# FYI Rockwell chips, picture of board inside, covered in gold



## wop1969 (Mar 21, 2009)

I wanted to share this with the forum for those that might not know or have never seen whats inside a rockwell chip.

All gold on the board, front and back. the back picture still has the green mask on it but all the traces are gold.

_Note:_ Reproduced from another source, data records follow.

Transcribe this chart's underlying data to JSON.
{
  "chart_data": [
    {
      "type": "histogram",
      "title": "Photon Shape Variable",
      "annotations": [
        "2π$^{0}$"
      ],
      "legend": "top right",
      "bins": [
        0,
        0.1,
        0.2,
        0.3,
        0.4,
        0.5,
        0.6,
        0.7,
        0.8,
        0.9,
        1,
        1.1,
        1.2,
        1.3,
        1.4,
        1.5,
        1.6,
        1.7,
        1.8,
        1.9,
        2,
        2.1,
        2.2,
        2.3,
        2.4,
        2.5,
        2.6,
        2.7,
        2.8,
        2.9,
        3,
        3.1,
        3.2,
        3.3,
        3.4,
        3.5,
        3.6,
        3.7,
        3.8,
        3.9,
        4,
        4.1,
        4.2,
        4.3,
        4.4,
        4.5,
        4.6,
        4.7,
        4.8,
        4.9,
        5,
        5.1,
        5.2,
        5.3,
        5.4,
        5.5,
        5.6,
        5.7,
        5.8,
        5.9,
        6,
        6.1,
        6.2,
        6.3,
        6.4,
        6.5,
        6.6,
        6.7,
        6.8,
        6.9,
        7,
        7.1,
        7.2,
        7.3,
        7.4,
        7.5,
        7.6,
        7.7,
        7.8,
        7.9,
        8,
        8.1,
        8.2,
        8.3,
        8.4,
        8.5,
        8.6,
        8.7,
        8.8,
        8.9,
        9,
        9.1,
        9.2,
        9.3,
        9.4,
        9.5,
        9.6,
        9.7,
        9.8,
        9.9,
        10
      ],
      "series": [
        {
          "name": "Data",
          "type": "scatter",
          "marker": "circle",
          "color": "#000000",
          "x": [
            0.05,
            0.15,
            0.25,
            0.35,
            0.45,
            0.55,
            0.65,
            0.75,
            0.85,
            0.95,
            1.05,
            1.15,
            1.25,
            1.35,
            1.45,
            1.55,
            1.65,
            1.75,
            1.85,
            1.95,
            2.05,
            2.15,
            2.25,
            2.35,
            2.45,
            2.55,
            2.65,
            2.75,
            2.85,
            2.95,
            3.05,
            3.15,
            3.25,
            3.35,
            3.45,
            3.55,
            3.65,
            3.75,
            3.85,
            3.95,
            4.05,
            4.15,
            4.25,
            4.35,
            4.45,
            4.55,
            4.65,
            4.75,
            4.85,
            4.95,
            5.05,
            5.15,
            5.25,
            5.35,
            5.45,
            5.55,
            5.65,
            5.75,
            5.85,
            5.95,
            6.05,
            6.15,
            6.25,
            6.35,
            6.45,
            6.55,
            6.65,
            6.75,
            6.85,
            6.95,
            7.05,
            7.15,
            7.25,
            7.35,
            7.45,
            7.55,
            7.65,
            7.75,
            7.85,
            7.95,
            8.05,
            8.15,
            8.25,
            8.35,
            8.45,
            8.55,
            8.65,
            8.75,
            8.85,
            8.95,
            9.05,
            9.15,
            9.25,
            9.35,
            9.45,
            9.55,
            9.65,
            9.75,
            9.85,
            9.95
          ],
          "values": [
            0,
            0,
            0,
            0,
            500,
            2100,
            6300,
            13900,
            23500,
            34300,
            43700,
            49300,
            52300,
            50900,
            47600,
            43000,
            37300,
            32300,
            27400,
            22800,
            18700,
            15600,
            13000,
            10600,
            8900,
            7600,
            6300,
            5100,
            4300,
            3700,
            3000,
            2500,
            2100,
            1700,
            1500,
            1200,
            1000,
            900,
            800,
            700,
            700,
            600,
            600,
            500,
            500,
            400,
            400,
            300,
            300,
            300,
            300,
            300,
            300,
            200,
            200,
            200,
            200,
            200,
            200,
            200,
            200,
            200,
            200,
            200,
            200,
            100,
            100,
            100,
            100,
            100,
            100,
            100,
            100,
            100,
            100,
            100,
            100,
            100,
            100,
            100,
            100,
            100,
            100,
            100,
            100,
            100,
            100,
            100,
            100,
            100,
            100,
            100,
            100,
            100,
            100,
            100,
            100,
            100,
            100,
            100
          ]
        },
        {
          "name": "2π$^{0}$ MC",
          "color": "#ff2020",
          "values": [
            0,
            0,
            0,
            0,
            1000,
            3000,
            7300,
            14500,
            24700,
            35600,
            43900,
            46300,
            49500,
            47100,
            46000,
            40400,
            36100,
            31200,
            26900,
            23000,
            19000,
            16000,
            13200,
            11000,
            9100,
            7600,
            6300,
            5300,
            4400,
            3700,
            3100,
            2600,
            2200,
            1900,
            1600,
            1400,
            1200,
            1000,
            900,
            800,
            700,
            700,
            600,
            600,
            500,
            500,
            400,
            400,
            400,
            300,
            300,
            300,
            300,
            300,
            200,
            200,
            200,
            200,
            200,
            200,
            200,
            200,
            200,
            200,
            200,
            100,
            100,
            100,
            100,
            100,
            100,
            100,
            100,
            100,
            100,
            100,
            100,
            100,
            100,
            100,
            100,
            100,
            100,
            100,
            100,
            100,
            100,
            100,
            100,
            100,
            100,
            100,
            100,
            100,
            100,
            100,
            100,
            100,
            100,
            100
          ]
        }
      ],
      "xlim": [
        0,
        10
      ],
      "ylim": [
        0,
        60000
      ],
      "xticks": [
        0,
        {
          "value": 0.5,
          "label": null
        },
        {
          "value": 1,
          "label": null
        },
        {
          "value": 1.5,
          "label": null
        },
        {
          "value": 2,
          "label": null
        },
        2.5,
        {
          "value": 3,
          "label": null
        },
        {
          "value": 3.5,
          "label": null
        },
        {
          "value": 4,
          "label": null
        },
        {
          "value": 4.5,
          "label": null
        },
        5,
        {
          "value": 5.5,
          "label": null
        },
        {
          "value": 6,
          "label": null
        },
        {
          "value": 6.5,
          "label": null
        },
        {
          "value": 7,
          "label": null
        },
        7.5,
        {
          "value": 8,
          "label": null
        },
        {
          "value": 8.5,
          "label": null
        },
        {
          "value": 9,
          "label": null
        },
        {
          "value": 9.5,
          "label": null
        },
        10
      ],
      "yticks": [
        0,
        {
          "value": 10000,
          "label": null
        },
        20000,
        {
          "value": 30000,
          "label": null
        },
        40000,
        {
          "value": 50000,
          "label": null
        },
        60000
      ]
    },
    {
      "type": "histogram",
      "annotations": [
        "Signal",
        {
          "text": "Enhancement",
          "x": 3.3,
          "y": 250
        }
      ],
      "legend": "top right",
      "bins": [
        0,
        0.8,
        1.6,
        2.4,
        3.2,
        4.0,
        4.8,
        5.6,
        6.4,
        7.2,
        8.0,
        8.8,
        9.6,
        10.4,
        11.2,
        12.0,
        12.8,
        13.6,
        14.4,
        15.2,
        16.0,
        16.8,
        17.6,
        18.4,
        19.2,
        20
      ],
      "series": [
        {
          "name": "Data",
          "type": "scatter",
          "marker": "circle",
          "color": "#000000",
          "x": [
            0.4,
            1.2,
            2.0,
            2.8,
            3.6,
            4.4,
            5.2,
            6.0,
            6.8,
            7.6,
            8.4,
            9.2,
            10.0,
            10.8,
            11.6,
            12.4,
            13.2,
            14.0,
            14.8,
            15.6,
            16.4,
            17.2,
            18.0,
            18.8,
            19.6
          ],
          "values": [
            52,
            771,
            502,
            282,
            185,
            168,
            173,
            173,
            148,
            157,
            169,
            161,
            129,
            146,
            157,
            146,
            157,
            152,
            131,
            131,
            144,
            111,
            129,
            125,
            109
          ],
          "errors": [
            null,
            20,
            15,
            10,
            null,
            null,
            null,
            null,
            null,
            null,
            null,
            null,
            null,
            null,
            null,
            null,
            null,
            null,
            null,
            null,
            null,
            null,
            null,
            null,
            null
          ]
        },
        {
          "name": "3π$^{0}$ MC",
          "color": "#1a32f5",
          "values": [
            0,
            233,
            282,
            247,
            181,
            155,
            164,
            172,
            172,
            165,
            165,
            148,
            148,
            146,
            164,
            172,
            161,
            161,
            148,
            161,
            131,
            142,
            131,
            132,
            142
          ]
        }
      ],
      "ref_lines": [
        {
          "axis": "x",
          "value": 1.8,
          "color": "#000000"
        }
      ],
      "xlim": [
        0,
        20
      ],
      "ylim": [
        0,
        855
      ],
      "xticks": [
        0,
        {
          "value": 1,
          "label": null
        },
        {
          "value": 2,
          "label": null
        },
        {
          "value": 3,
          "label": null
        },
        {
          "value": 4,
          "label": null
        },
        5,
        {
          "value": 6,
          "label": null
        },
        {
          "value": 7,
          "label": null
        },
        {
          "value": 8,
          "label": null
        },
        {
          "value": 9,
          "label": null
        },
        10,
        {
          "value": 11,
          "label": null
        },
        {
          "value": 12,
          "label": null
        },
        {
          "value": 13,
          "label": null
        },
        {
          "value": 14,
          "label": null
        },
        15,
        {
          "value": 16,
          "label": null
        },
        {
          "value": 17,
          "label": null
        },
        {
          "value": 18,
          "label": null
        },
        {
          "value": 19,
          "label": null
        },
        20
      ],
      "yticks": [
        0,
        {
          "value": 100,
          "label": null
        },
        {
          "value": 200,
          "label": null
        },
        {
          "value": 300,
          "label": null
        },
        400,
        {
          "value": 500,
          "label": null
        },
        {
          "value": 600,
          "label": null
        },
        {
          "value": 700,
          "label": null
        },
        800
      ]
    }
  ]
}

to open it I put it in a vice sideways and cranked till the 2 layers split..


----------



## Anonymous (Mar 21, 2009)

Nice


----------



## tonyd (Mar 22, 2009)

Hmmmmmmmmmmm wonder what the yield would be ?


----------



## Despotic (Mar 22, 2009)

are the rockwell chips from 56K modems?


----------



## wop1969 (Mar 22, 2009)

They are found on modems, I dont know if they are on all modems. I wish I took a picture of the chip befor cracking it open cause today I cracked open a few more and they had no gold in them


----------



## Despotic (Mar 22, 2009)

Great Find!
Thanks for the info. I will separate my flatpack IC's better from now on.
I've been throwing all of them in a 5 gallon bucket to be processed when I have the knowledge to safely do so. 
I do separate the "gold tag" ball grid IC's.


----------



## lazersteve (Mar 23, 2009)

Here's a previous thread about them:

Rockwell Hybrids

Steve


----------